CENTER FOR COMPUTATION & TECHNOLOGY

We discuss a parallel multilevel domain decomposition algorithm for the simulation of blood flows in arteries by solving a system of nonlinear partial differential equations consisting of an elasticity equation for the artery and an incompressible Navier-Stokes system for the blood flow. The system is discretized with a finite element method on unstructured moving meshes in 3D and solved by a Newton-Krylov algorithm preconditioned with an overlapping Schwarz method. A non-standard, isogeometric coarse mesh is introduced to ensure that the algorithm is scalable in terms of the total compute time when the number of processors is large. Several mathematical, bio-mechanical, and supercomputing issues will be discussed in detail. Simulation of blood flows in patient-specific pulmonary and cerebral arteries will be presented.

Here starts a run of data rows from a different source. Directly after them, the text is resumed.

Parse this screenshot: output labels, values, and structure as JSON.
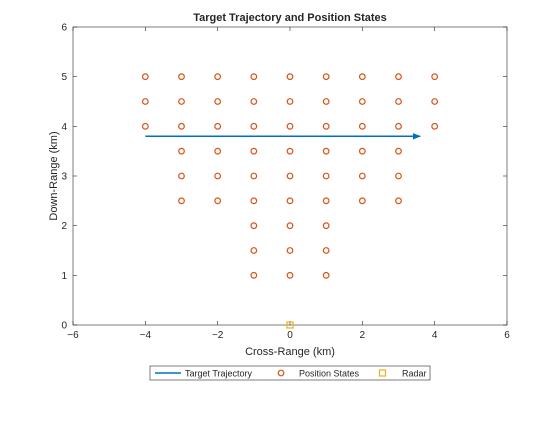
{
  "chart_data": {
    "type": "scatter",
    "title": "Target Trajectory and Position States",
    "xlabel": "Cross-Range (km)",
    "ylabel": "Down-Range (km)",
    "xlim": [
      -6,
      6
    ],
    "ylim": [
      0,
      6
    ],
    "x_ticks": [
      "−6",
      "−4",
      "−2",
      "0",
      "2",
      "4",
      "6"
    ],
    "y_ticks": [
      "0",
      "1",
      "2",
      "3",
      "4",
      "5",
      "6"
    ],
    "grid": false,
    "legend_position": "bottom-outside",
    "series": [
      {
        "name": "Target Trajectory",
        "kind": "line-arrow",
        "color": "#0072BD",
        "points": [
          [
            -4,
            3.8
          ],
          [
            3.6,
            3.8
          ]
        ]
      },
      {
        "name": "Position States",
        "kind": "circle-marker",
        "color": "#D95319",
        "points": [
          [
            -4,
            5
          ],
          [
            -3,
            5
          ],
          [
            -2,
            5
          ],
          [
            -1,
            5
          ],
          [
            0,
            5
          ],
          [
            1,
            5
          ],
          [
            2,
            5
          ],
          [
            3,
            5
          ],
          [
            4,
            5
          ],
          [
            -4,
            4.5
          ],
          [
            -3,
            4.5
          ],
          [
            -2,
            4.5
          ],
          [
            -1,
            4.5
          ],
          [
            0,
            4.5
          ],
          [
            1,
            4.5
          ],
          [
            2,
            4.5
          ],
          [
            3,
            4.5
          ],
          [
            4,
            4.5
          ],
          [
            -4,
            4
          ],
          [
            -3,
            4
          ],
          [
            -2,
            4
          ],
          [
            -1,
            4
          ],
          [
            0,
            4
          ],
          [
            1,
            4
          ],
          [
            2,
            4
          ],
          [
            3,
            4
          ],
          [
            4,
            4
          ],
          [
            -3,
            3.5
          ],
          [
            -2,
            3.5
          ],
          [
            -1,
            3.5
          ],
          [
            0,
            3.5
          ],
          [
            1,
            3.5
          ],
          [
            2,
            3.5
          ],
          [
            3,
            3.5
          ],
          [
            -3,
            3
          ],
          [
            -2,
            3
          ],
          [
            -1,
            3
          ],
          [
            0,
            3
          ],
          [
            1,
            3
          ],
          [
            2,
            3
          ],
          [
            3,
            3
          ],
          [
            -3,
            2.5
          ],
          [
            -2,
            2.5
          ],
          [
            -1,
            2.5
          ],
          [
            0,
            2.5
          ],
          [
            1,
            2.5
          ],
          [
            2,
            2.5
          ],
          [
            3,
            2.5
          ],
          [
            -1,
            2
          ],
          [
            0,
            2
          ],
          [
            1,
            2
          ],
          [
            -1,
            1.5
          ],
          [
            0,
            1.5
          ],
          [
            1,
            1.5
          ],
          [
            -1,
            1
          ],
          [
            0,
            1
          ],
          [
            1,
            1
          ]
        ]
      },
      {
        "name": "Radar",
        "kind": "square-marker",
        "color": "#EDB120",
        "points": [
          [
            0,
            0
          ]
        ]
      }
    ]
  }
}
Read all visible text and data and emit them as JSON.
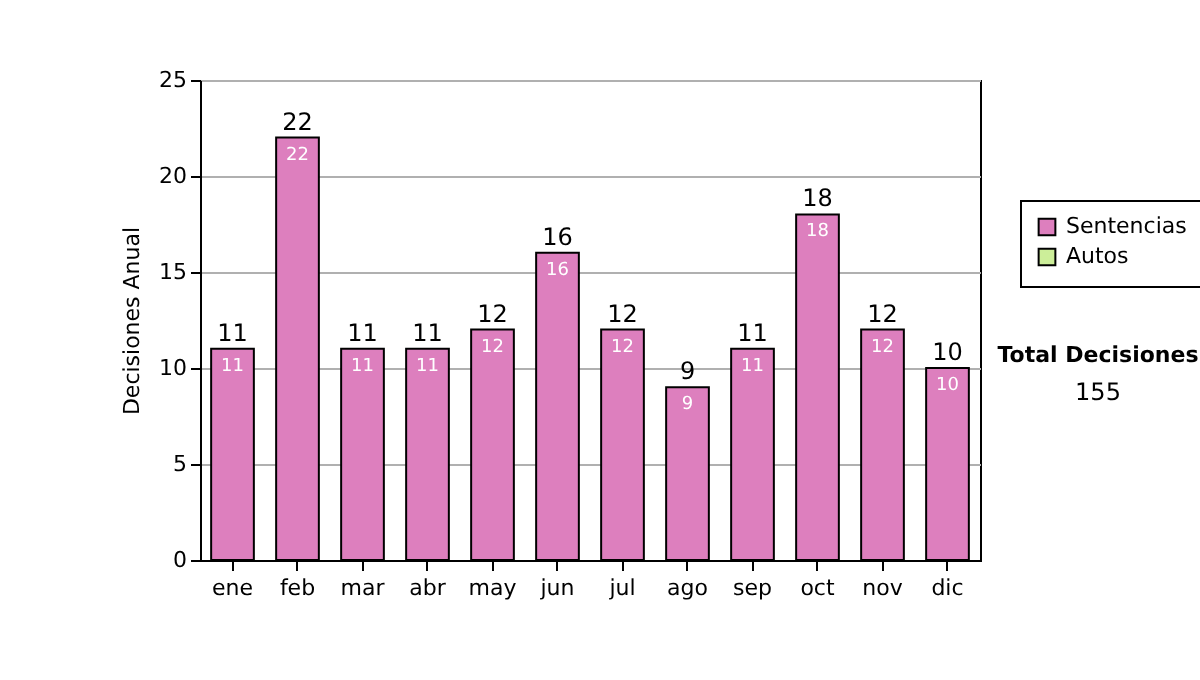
{
  "chart_data": {
    "type": "bar",
    "stacked": true,
    "categories": [
      "ene",
      "feb",
      "mar",
      "abr",
      "may",
      "jun",
      "jul",
      "ago",
      "sep",
      "oct",
      "nov",
      "dic"
    ],
    "series": [
      {
        "name": "Sentencias",
        "color": "#dd7fbe",
        "values": [
          11,
          22,
          11,
          11,
          12,
          16,
          12,
          9,
          11,
          18,
          12,
          10
        ],
        "value_labels": [
          "11",
          "22",
          "11",
          "11",
          "12",
          "16",
          "12",
          "9",
          "11",
          "18",
          "12",
          "10"
        ]
      },
      {
        "name": "Autos",
        "color": "#ccee99",
        "values": [
          0,
          0,
          0,
          0,
          0,
          0,
          0,
          0,
          0,
          0,
          0,
          0
        ],
        "value_labels": [
          null,
          null,
          null,
          null,
          null,
          null,
          null,
          null,
          null,
          null,
          null,
          null
        ]
      }
    ],
    "ylabel": "Decisiones Anual",
    "ylim": [
      0,
      25
    ],
    "yticks": [
      0,
      5,
      10,
      15,
      20,
      25
    ],
    "grid": "y",
    "legend": "right",
    "totals": [
      "11",
      "22",
      "11",
      "11",
      "12",
      "16",
      "12",
      "9",
      "11",
      "18",
      "12",
      "10"
    ],
    "annotations": [
      "Total Decisiones",
      "155"
    ]
  }
}
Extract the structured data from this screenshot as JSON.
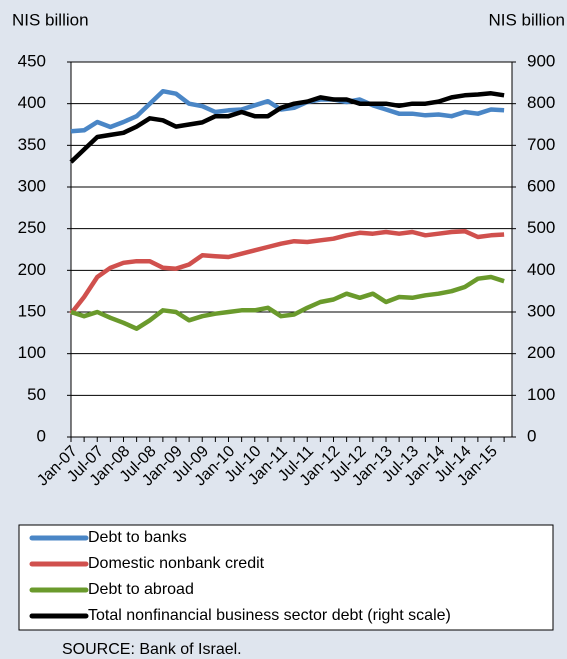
{
  "chart_data": {
    "type": "line",
    "y_label": "NIS billion",
    "y2_label": "NIS billion",
    "source": "SOURCE: Bank of Israel.",
    "categories": [
      "Jan-07",
      null,
      "Jul-07",
      null,
      "Jan-08",
      null,
      "Jul-08",
      null,
      "Jan-09",
      null,
      "Jul-09",
      null,
      "Jan-10",
      null,
      "Jul-10",
      null,
      "Jan-11",
      null,
      "Jul-11",
      null,
      "Jan-12",
      null,
      "Jul-12",
      null,
      "Jan-13",
      null,
      "Jul-13",
      null,
      "Jan-14",
      null,
      "Jul-14",
      null,
      "Jan-15",
      null
    ],
    "series": [
      {
        "name": "Debt to banks",
        "color": "#4a86c6",
        "values": [
          367,
          368,
          378,
          372,
          378,
          385,
          400,
          415,
          412,
          400,
          397,
          390,
          392,
          393,
          398,
          403,
          393,
          395,
          402,
          405,
          405,
          402,
          405,
          398,
          393,
          388,
          388,
          386,
          387,
          385,
          390,
          388,
          393,
          392
        ]
      },
      {
        "name": "Domestic nonbank credit",
        "color": "#d0504d",
        "values": [
          148,
          168,
          192,
          203,
          209,
          211,
          211,
          203,
          202,
          207,
          218,
          217,
          216,
          220,
          224,
          228,
          232,
          235,
          234,
          236,
          238,
          242,
          245,
          244,
          246,
          244,
          246,
          242,
          244,
          246,
          247,
          240,
          242,
          243
        ]
      },
      {
        "name": "Debt to abroad",
        "color": "#6a9a2c",
        "values": [
          150,
          145,
          150,
          143,
          137,
          130,
          140,
          152,
          150,
          140,
          145,
          148,
          150,
          152,
          152,
          155,
          145,
          147,
          155,
          162,
          165,
          172,
          167,
          172,
          162,
          168,
          167,
          170,
          172,
          175,
          180,
          190,
          192,
          187
        ]
      },
      {
        "name": "Total nonfinancial business sector debt (right scale)",
        "color": "#000000",
        "axis": "y2",
        "values": [
          660,
          690,
          720,
          725,
          730,
          745,
          765,
          760,
          745,
          750,
          755,
          770,
          770,
          780,
          770,
          770,
          790,
          800,
          805,
          815,
          810,
          810,
          800,
          800,
          800,
          795,
          800,
          800,
          805,
          815,
          820,
          822,
          825,
          820
        ]
      }
    ],
    "ylim": [
      0,
      450
    ],
    "yticks": [
      0,
      50,
      100,
      150,
      200,
      250,
      300,
      350,
      400,
      450
    ],
    "y2lim": [
      0,
      900
    ],
    "y2ticks": [
      0,
      100,
      200,
      300,
      400,
      500,
      600,
      700,
      800,
      900
    ],
    "grid": true
  }
}
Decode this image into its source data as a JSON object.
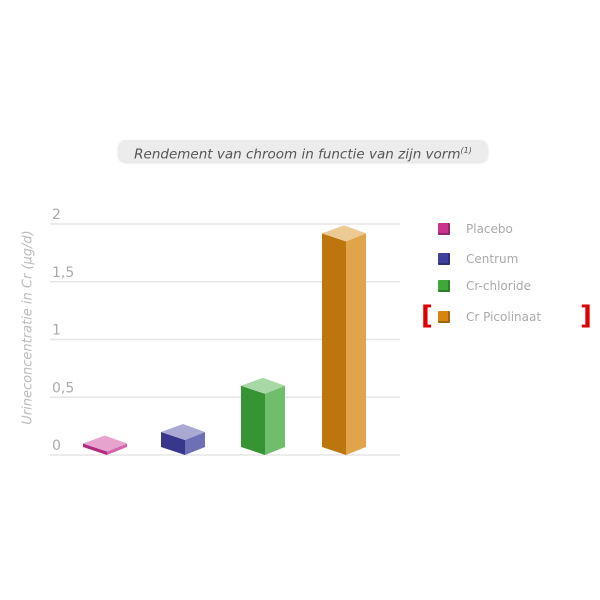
{
  "chart_data": {
    "type": "bar",
    "title": "Rendement van chroom in functie van zijn vorm",
    "title_superscript": "(1)",
    "ylabel": "Urineconcentratie in Cr (µg/d)",
    "xlabel": "",
    "categories": [
      "Placebo",
      "Centrum",
      "Cr-chloride",
      "Cr Picolinaat"
    ],
    "values": [
      0.03,
      0.13,
      0.53,
      1.85
    ],
    "ylim": [
      0,
      2
    ],
    "yticks": [
      "0",
      "0,5",
      "1",
      "1,5",
      "2"
    ],
    "grid": true,
    "legend": "right",
    "highlighted": "Cr Picolinaat",
    "colors": [
      "#c8338f",
      "#3f3f9e",
      "#3ea83a",
      "#d6860f"
    ]
  }
}
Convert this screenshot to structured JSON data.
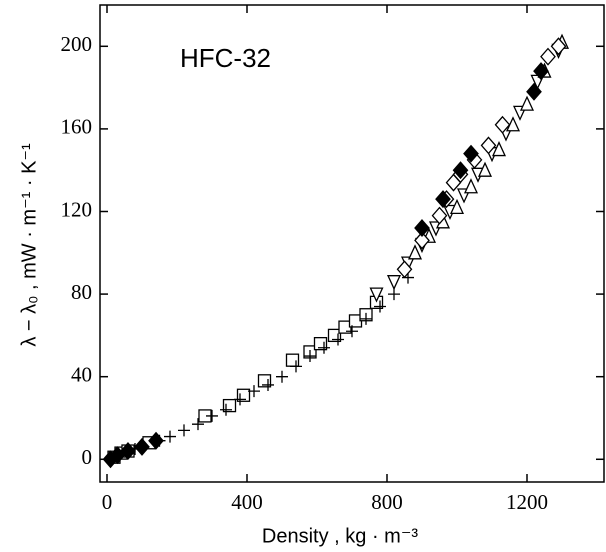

X.-C. Cai's research interests are in the area of scientific and engineering computing including domain decomposition and multigrid methods for linear and nonlinear partial differential equations.

He received his PhD in 1989 from Courant Institute. He was a postdoc during 1989-1990 at Yale University. During 1990-1993, he held the position of an Assistant Professor at the University of Kentucky. Since 1993, he has been a professor in the Department of Computer Science, University of Colorado Boulder, and the positions he held include Director of Graduate Studies (2002-2007) and Department Chair (2007-2011). He is also an affiliated faculty member in the Department of Applied Mathematics, University of Colorado Boulder. X.-C. Cai is a SIAM Fellow (Class of 2016).